Без сомнений, их всех ожидала комиссия, прилюдный разбор с главным врачом и слушанье. Возможно, не одно, а целый каскад допросов, обсуждений и пошагового анализа. Когда пациент умирает в палате – это, разумеется, грустно, но такое бывает. Однако операционный стол считался местом святым и неприкосновенным, где чудеса довлели над природой, здравым смыслом и иногда переигрывали даже физиологию. Любая ошибка там приравнивалась к преступлению, что каралась огромными штрафами, потерей лицензии, а может, и тюремным сроком. Доказать невиновность будет непросто, к тому же, Рене была совсем не уверена, что действительно не виновата.

Из груди вырвался тяжёлый вздох. По-хорошему, надо было вернуться и открыто встретиться с последствиями своих же решений, но Рене продолжала малодушно отсиживаться в темноте, уткнувшись лицом в колени. А потом неожиданно услышалаэто.

Глухой звук фортепиано наполнил комнату парой плывущих аккордов, словно кто-то пробовал инструмент, потом раздался стук, а следом скрип. Рене не знала, почему не заметила инструмент сразу, но в личности беспардонно нарушившего её уединение человека не сомневалась. А он тем временем перебрал пальцами клавиши, ударил несколько раз по одной, особо фальшивой, хмыкнул и принялся наигрывать какую-то мелодию. Та казалась знакомой, даже несмотря на гнусавое звучание расстроенных струн, но Рене никак не могла вспомнить, откуда же её знала. Наконец, не выдержав, она повернулась и уставилась в чёрную спину доктора Ланга, который сидел за стареньким, весьма потрепанным фортепиано. Судя по звуку, инструмент явно доживал свои последние годы в виде подставки для рекламных стендов.
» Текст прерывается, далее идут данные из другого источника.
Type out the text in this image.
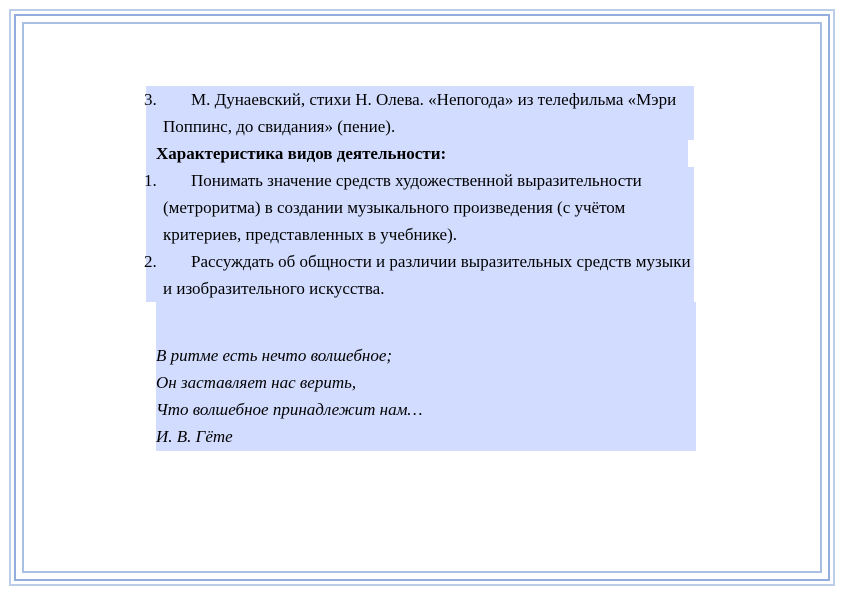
3. М. Дунаевский, стихи Н. Олева. «Непогода» из телефильма «Мэри Поппинс, до свидания» (пение).
Характеристика видов деятельности:
1. Понимать значение средств художественной выразительности (метроритма) в создании музыкального произведения (с учётом критериев, представленных в учебнике).
2. Рассуждать об общности и различии выразительных средств музыки и изобразительного искусства.
В ритме есть нечто волшебное;
Он заставляет нас верить,
Что волшебное принадлежит нам…
И. В. Гёте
– У меня есть хотя бы малейший шанс побыть в одиночестве? – спросила она, не надеясь на ответ. Реакции, естественно, не последовало, и Рене сильнее стиснула холодные пальцы. – Сэр!

И снова молчание, да знакомый до злости мотив, который Ланг пытался подобрать по памяти.

– Всего лишь несколько минут, и мне…

Я слышал тайный звук струны,– неожиданно перебил её тихо напевавший голос, и Рене зажмурилась. –Давид ласкал им Бога слух. Но ты не любишь песни эти, верно?

– Пожалуйста… Оставьте меня! – простонала она. Но какое там! Видимо, доктор Ланг решил устроить музыкальный салон.

А счет идет: четыре, пять. Аккорд в минор, затем в мажор…– Ланг вдруг оглянулся и бросил взгляд, приглашая присоединиться, и Рене сдалась.

И удивлённо Господь пишет: «Аллилуйя!»52 – зло пробормотала она.

Но Энтони заиграл громче, вынуждая растягивать бесконечные повторы чертовой«Аллилуйя!», и Рене была вынуждена цедить их такт за тактом. На последнем Ланг не выдержал и хохотнул.

– Ты фальшивишь, – хмыкнул он, но Рене ничего не ответила.

Тогда его пальцы снова пустились перебирать клавиши, теперь уже без цели наигрывая известную мелодию, и стало ясно, что Энтони не уйдет. Вздохнув, Рене поднялась со своего насеста, скользнула меж кресел и неловко замерла подле Ланга. Остановившись в своих музицированиях лишь на секунду, он протянул руку и молча пододвинул ещё один стул, чем окончательно дал понять – разговору быть. Так что Рене ничего не оставалось, как усесться рядом и поджать под себя озябшие ноги. На колени тут же приземлились брошенные ленивой рукой и тщательно отмытые от всей биологической грязи ярко-жёлтые «вишенки». Из груди невольно вырвался вздох.

– Спасибо, – осторожно поблагодарила она, пытаясь скрыть, как дрогнуло сердце.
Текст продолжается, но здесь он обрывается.